Como parte das comemorações do dia internacional da mulher deste ano, colocado pela bancada feminina, a Câmara dos Deputados aprovou o projeto de lei número 61 - "A" de 1999, de autoria da deputada Iara Bernardi, com apenas um voto contra.

O projeto dispõe sobre o crime de assédio sexual que diz respeito a "constranger alguém com o intuito de obter vantagem ou favorecimento sexual, prevalecendo-se o agente da sua condição de superior hierárquico ou ascendência inerentes a exercício de emprego, cargo ou função".

A pena de detenção será de um a dois anos e incorrerá na mesma pena quem cometer crime prevalecendo-se de relações de coabitação ou de hospitalidade, como por exemplo podemos destacar o caso do padastro perseguir a enteada.

O tema é bem polêmico e tem sugerido grandes discussões a respeito, inicialmente pela pena aplicada, que no entendimento de alguns é severa demais.
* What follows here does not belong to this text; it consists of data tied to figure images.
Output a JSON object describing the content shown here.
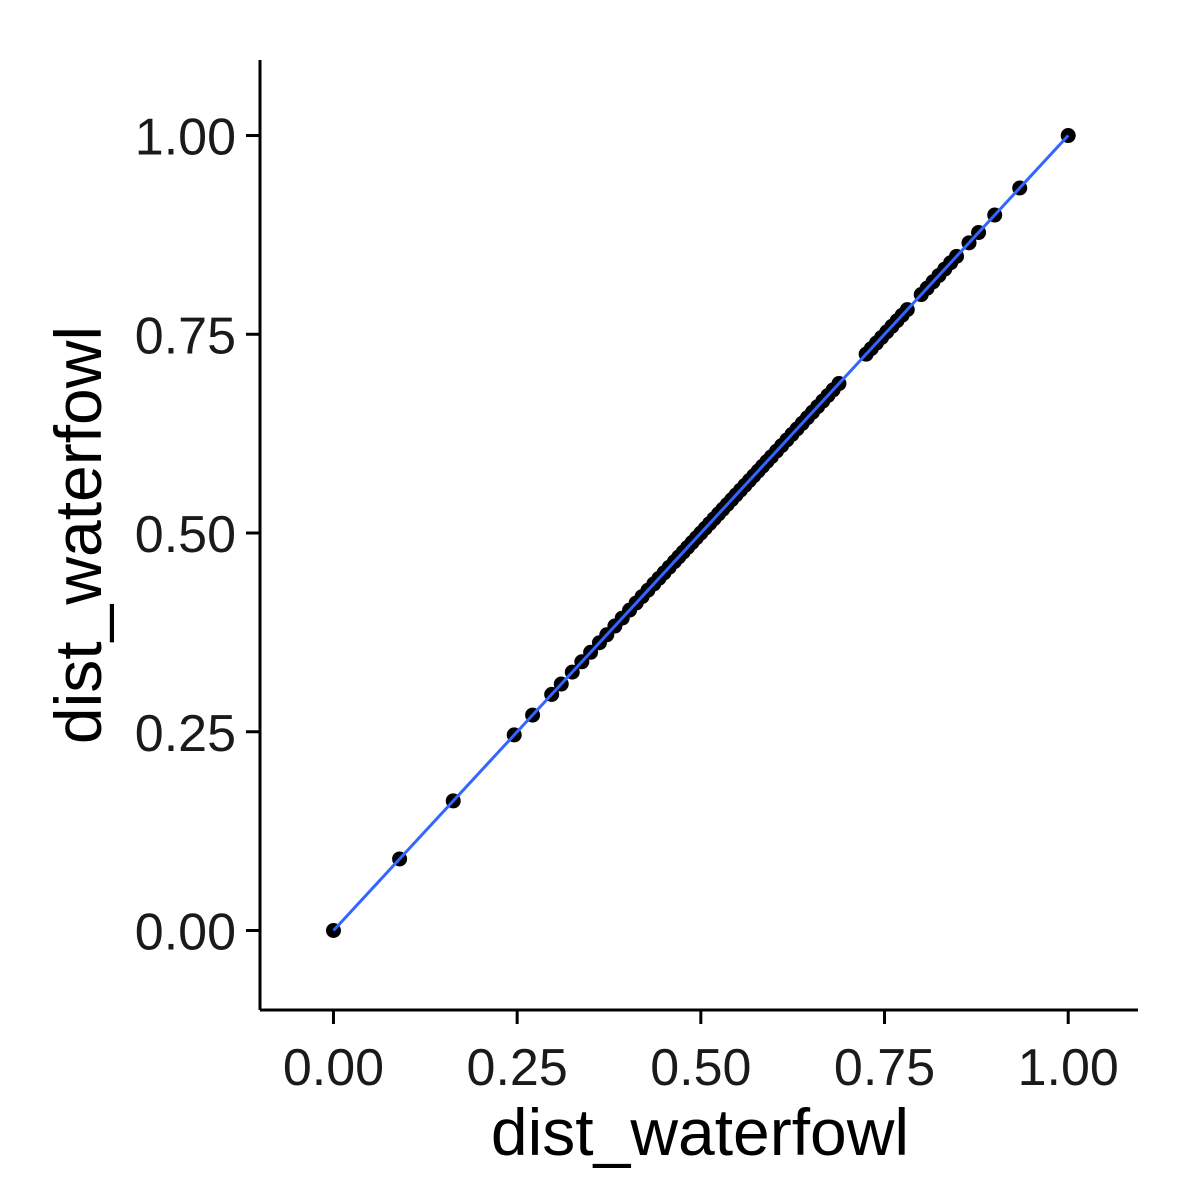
{
  "chart_data": {
    "type": "scatter",
    "xlabel": "dist_waterfowl",
    "ylabel": "dist_waterfowl",
    "xlim": [
      -0.1,
      1.095
    ],
    "ylim": [
      -0.1,
      1.095
    ],
    "xticks": [
      0,
      0.25,
      0.5,
      0.75,
      1
    ],
    "xtick_labels": [
      "0.00",
      "0.25",
      "0.50",
      "0.75",
      "1.00"
    ],
    "yticks": [
      0,
      0.25,
      0.5,
      0.75,
      1
    ],
    "ytick_labels": [
      "0.00",
      "0.25",
      "0.50",
      "0.75",
      "1.00"
    ],
    "grid": false,
    "legend": "none",
    "point_color": "#000000",
    "line_color": "#3366FF",
    "fit_line": {
      "x": [
        0,
        1
      ],
      "y": [
        0,
        1
      ]
    },
    "points": {
      "x": [
        0.0,
        0.09,
        0.163,
        0.246,
        0.271,
        0.297,
        0.31,
        0.325,
        0.338,
        0.35,
        0.362,
        0.372,
        0.383,
        0.393,
        0.403,
        0.412,
        0.42,
        0.428,
        0.436,
        0.443,
        0.45,
        0.457,
        0.464,
        0.47,
        0.476,
        0.482,
        0.488,
        0.494,
        0.5,
        0.506,
        0.512,
        0.518,
        0.524,
        0.53,
        0.536,
        0.542,
        0.548,
        0.554,
        0.56,
        0.566,
        0.572,
        0.578,
        0.584,
        0.59,
        0.596,
        0.603,
        0.61,
        0.617,
        0.624,
        0.631,
        0.638,
        0.645,
        0.652,
        0.659,
        0.666,
        0.673,
        0.68,
        0.688,
        0.725,
        0.732,
        0.739,
        0.746,
        0.753,
        0.76,
        0.767,
        0.774,
        0.781,
        0.8,
        0.808,
        0.816,
        0.824,
        0.832,
        0.84,
        0.848,
        0.865,
        0.878,
        0.9,
        0.934,
        1.0
      ],
      "y": [
        0.0,
        0.09,
        0.163,
        0.246,
        0.271,
        0.297,
        0.31,
        0.325,
        0.338,
        0.35,
        0.362,
        0.372,
        0.383,
        0.393,
        0.403,
        0.412,
        0.42,
        0.428,
        0.436,
        0.443,
        0.45,
        0.457,
        0.464,
        0.47,
        0.476,
        0.482,
        0.488,
        0.494,
        0.5,
        0.506,
        0.512,
        0.518,
        0.524,
        0.53,
        0.536,
        0.542,
        0.548,
        0.554,
        0.56,
        0.566,
        0.572,
        0.578,
        0.584,
        0.59,
        0.596,
        0.603,
        0.61,
        0.617,
        0.624,
        0.631,
        0.638,
        0.645,
        0.652,
        0.659,
        0.666,
        0.673,
        0.68,
        0.688,
        0.725,
        0.732,
        0.739,
        0.746,
        0.753,
        0.76,
        0.767,
        0.774,
        0.781,
        0.8,
        0.808,
        0.816,
        0.824,
        0.832,
        0.84,
        0.848,
        0.865,
        0.878,
        0.9,
        0.934,
        1.0
      ]
    }
  }
}
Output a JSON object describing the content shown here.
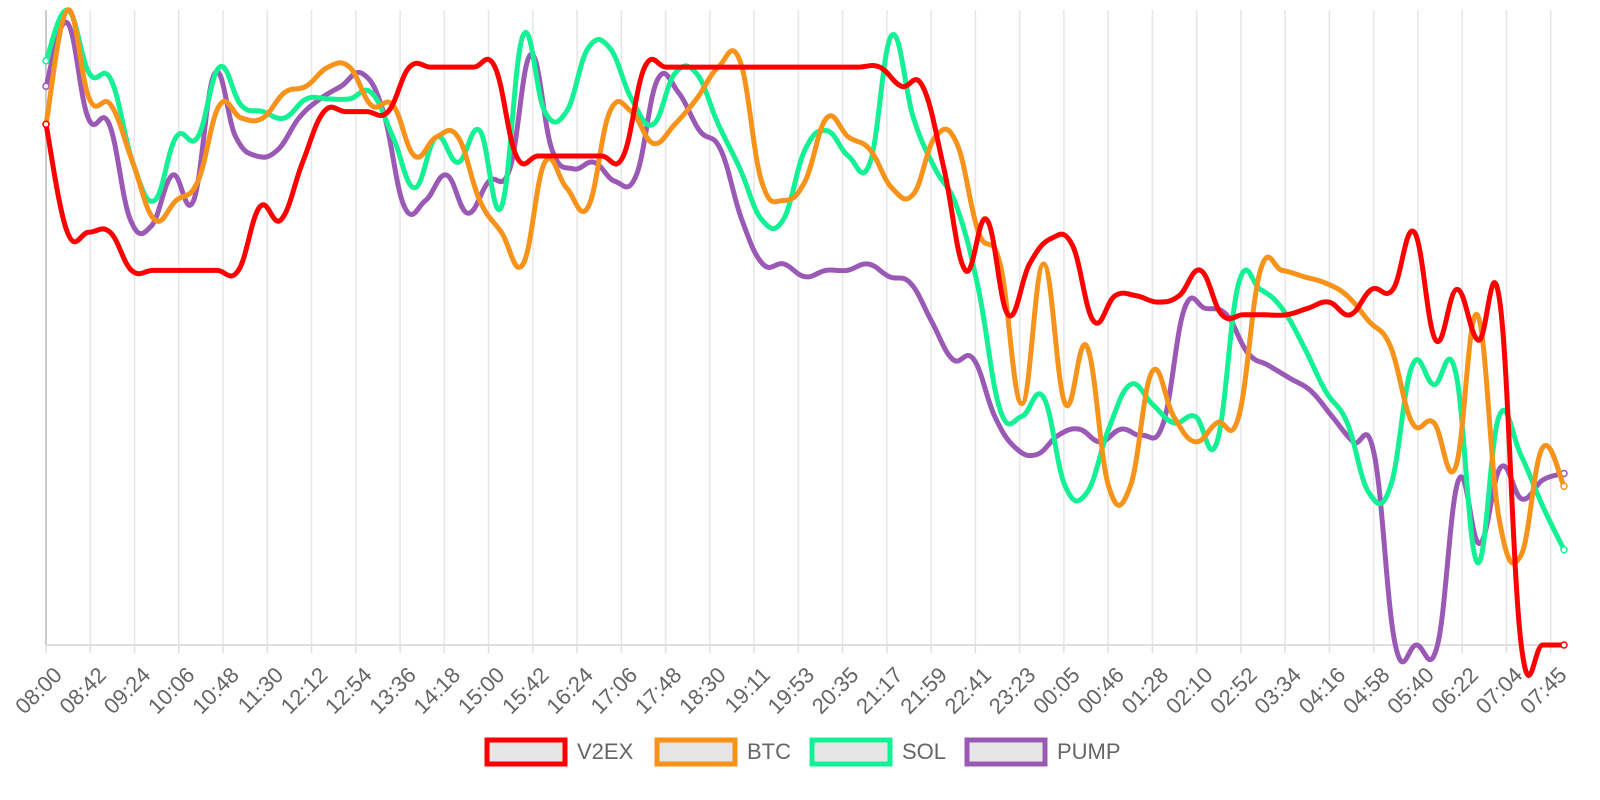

Podemos classificar três tipos de abordagem para o assédio:
a - O Fatal ou desigual - aquele que não da vantagem para o assediado escolher
b - O Comportamental - aquele que o assediador manipula seu comportamento de modo a torná-lo atrativo com promessas e vantagem, e ainda
c - O Ameaçador - A coação vem pelo anúncio de malefícios

O projeto depois de aprovado pelo Senado, traz alguns pontos interessantes:
Ele saiu do ambiente de trabalho para atingir o ambiente residencial e não se restringe apenas ao sofrimento feminino, isto é, o homem também pode ser assediado, mas as mulheres continuam sendo as maiores vítimas dessa cilada de poder, por ocupar poucos postos de comando tanto na área privada como publica.

A questão primordial para que haja a tipificação do crime de assédio sexual, é que a pessoa assediada esteja em condições de inferioridade em relação ao agressor que se favorecerá do poder como forma de obter favores sexuais, por meio de promessas de vantagens ou ameaça de algum mal.

A maior dificuldade para situações e casos destes tipos é como provar. Via de regra, assediador e assediado estão a sós. Assim, fica uma palavra contra a outra, indo para os arquivos forenses por falta de provas.